What is Tax-Loss Harvesting?
The word “harvest” means to “gain, win or use,” and that’s essentially what investors will do with tax loss harvesting. You are going to use your losses for a tax win, by offsetting any gains you had in other positions and/or offset even ordinary income.
Since crypto is treated as “property” under IRS rules, that means the same capital gains rules apply. So any crypto losses can be used to offset gains on other investments you traded, such as a stock in your portfolio.
Here’s an example: Let’s say your crypto accounts were up $10,000 after a banner start to 2018 with a surging market. If you had sold then to recoup a profit, you would have had to pay capital gains on those positions. But then the market tumbled in November, and you decided that you didn’t have the stomach for the roller coaster. You sold your positions and ended up with a loss of $5,000 from your crypto accounts.
Instead of just accepting that loss, now you can “harvest” it to offset other taxes you owe, whether from a gain from another investment you sold, such as in a traditional stock portfolio, or if you don’t have any gains to account for, it can be applied against your income, so that you are paying less taxes than you otherwise would if you didn’t file this loss. So for example, if your income is $45,000 and you are harvesting a $3,000 loss, you would only pay taxes on $42,000 in income.
The Limitations of Tax-Loss Harvesting
There’s really only one limitation, but it’s easily mitigated. That is, you can’t write off limitless sums—the tax loss harvesting capability is capped annually at $3,000 (or $1,500 if married but filing taxes separately).
So in our example above, you could write off that $3,000 but would still be realizing a $2,000 loss for this year. However, all is not lost: That can be rolled over to the subsequent year, when you can use the same tax harvesting strategy and apply that $2,000 to offset a taxable gain or income on your taxes that year.

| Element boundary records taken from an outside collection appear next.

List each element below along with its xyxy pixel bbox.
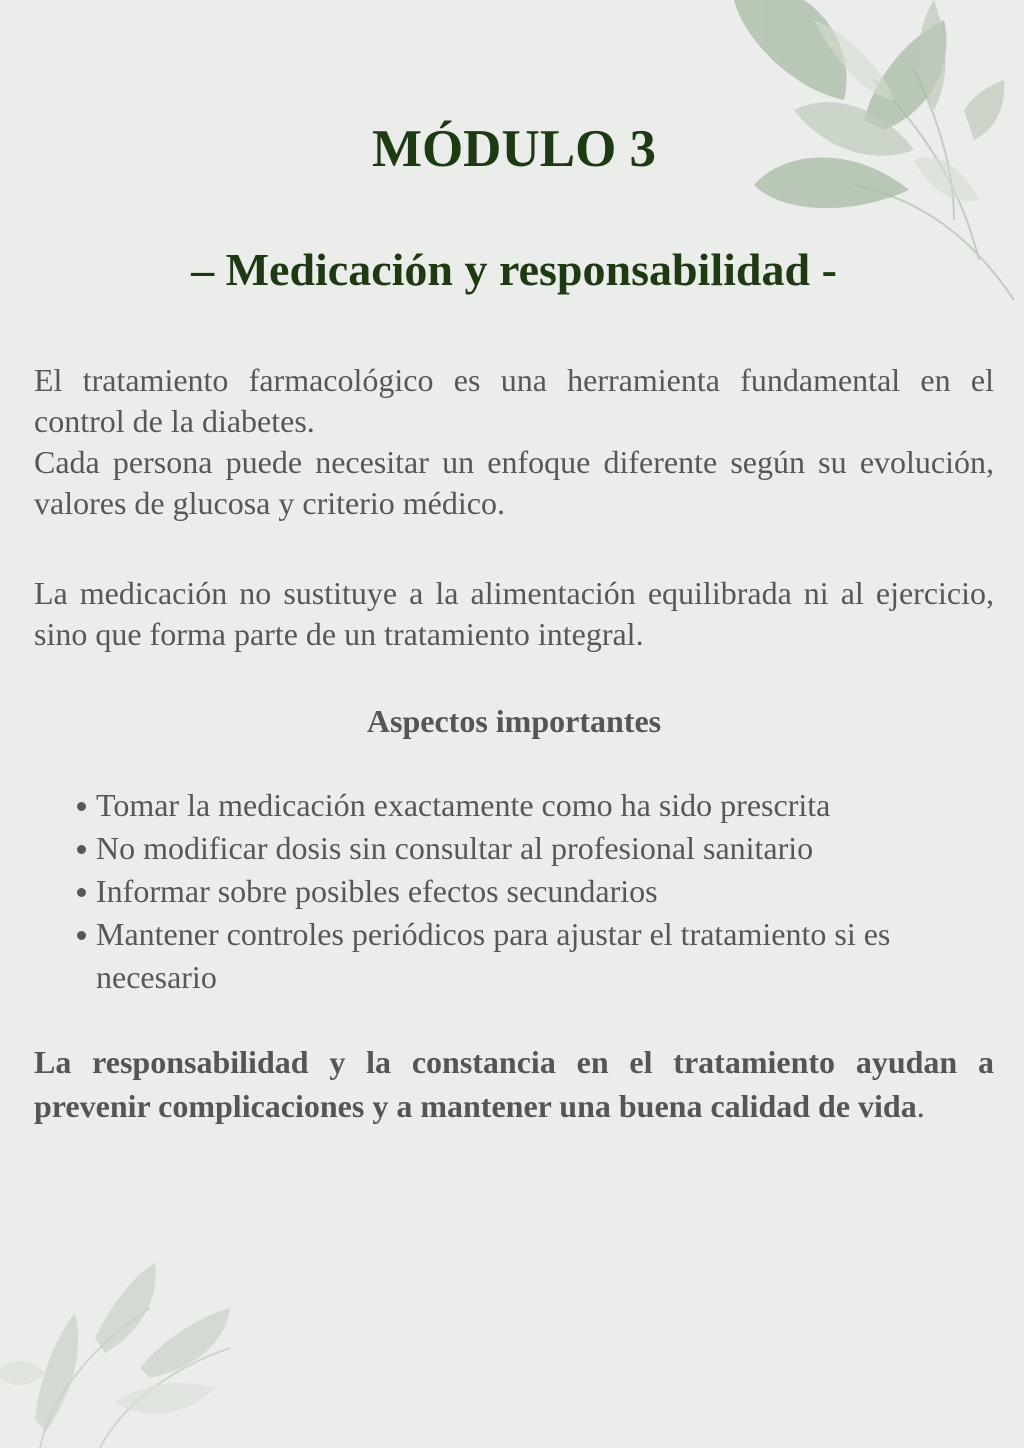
leaf-decoration-bottom (0, 1258, 240, 1448)
intro-paragraph-1: El tratamiento farmacológico es una herramienta fundamental en el control de la diabetes. (34, 362, 994, 439)
closing-statement (34, 1040, 994, 1128)
list-item-text: Mantener controles periódicos para ajustar el tratamiento si es necesario (96, 916, 891, 995)
list-item (34, 827, 994, 870)
bullet-icon (77, 931, 86, 940)
bullet-icon (77, 888, 86, 897)
list-item (34, 784, 994, 827)
list-item (34, 870, 994, 913)
list-item-text: Tomar la medicación exactamente como ha sido prescrita (96, 787, 831, 823)
medication-paragraph: La medicación no sustituye a la alimentación equilibrada ni al ejercicio, sino que forma parte de un tratamiento integral. (34, 575, 994, 652)
list-item (34, 913, 994, 999)
module-subtitle: – Medicación y responsabilidad - (191, 244, 837, 295)
closing-bold-text: La responsabilidad y la constancia en el tratamiento ayudan a prevenir complicaciones y a mantener una buena calidad de vida (34, 1044, 994, 1124)
intro-paragraph-2: Cada persona puede necesitar un enfoque diferente según su evolución, valores de glucosa y criterio médico. (34, 444, 994, 521)
aspects-list (34, 784, 994, 999)
aspects-heading: Aspectos importantes (366, 703, 662, 739)
list-item-text: No modificar dosis sin consultar al profesional sanitario (96, 830, 814, 866)
bullet-icon (77, 845, 86, 854)
intro-section (34, 360, 994, 524)
closing-period: . (916, 1088, 925, 1124)
module-title: MÓDULO 3 (371, 120, 657, 178)
list-item-text: Informar sobre posibles efectos secundarios (96, 873, 658, 909)
bullet-icon (77, 802, 86, 811)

In terms of other limitations, tax harvesting in cryptocurrency avoids another major limitation you would encounter if you were trying to use the strategy for stocks. That’s because one major deterrent to tax harvesting for stocks is called the wash sale rule, which means that you can’t buy the exact same investment for 30 days after selling it for a loss.

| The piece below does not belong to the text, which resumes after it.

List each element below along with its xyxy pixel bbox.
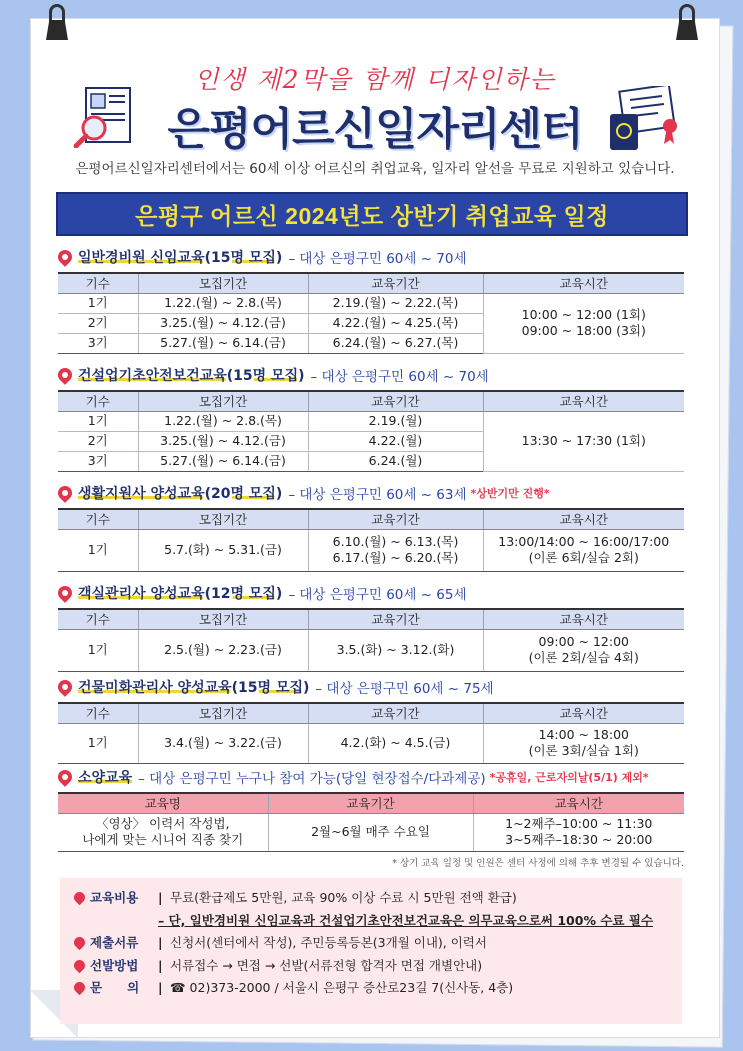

So, as an example, you couldn’t sell Acme stock at a loss and then turn around next week and re-buy the Acme stock, yet still take those losses on your taxes.The good news for crypto investors is that the wash rule does not apply so if you sold crypto coins at a loss, but decided to turn around and buy the exact same coins again even the next day, you could do so and not trigger the “wash rule”—at least for now.
The Forms Your Need For Tax-Loss Harvesting
So how do you report these losses on your taxes? Reporting gains and losses in cryptocurrency is a little tricky, given that it’s not always easy to figure out the cost basis of your purchase.
But once you have figured out your accounting, you need to fill out IRS Form 8949, “Sales and Other Disposition of Capital Assets,” where you account for dates, cost basis and dollar values of all trades. You then transfer this net loss calculation to your 1040 Schedule D to realize the tax loss harvest on your tax return.
Always Pay What You Owe
Of course, if you have held your crypto for a long time, you might have seen a rise in value. In that case, you need to remember that the IRS expects its share of any gains you have realized.
And we will repeat: Avoiding Crypto Taxes and Accounting is not a solution. While Crypto Taxes and Accounting loss harvesting can be a smart investment strategy to offset any crypto loses, remember as always to seek professional advice for any questions you have about cryptocurrency taxes in order to avoid penalties or worse for not accounting for your investments properly.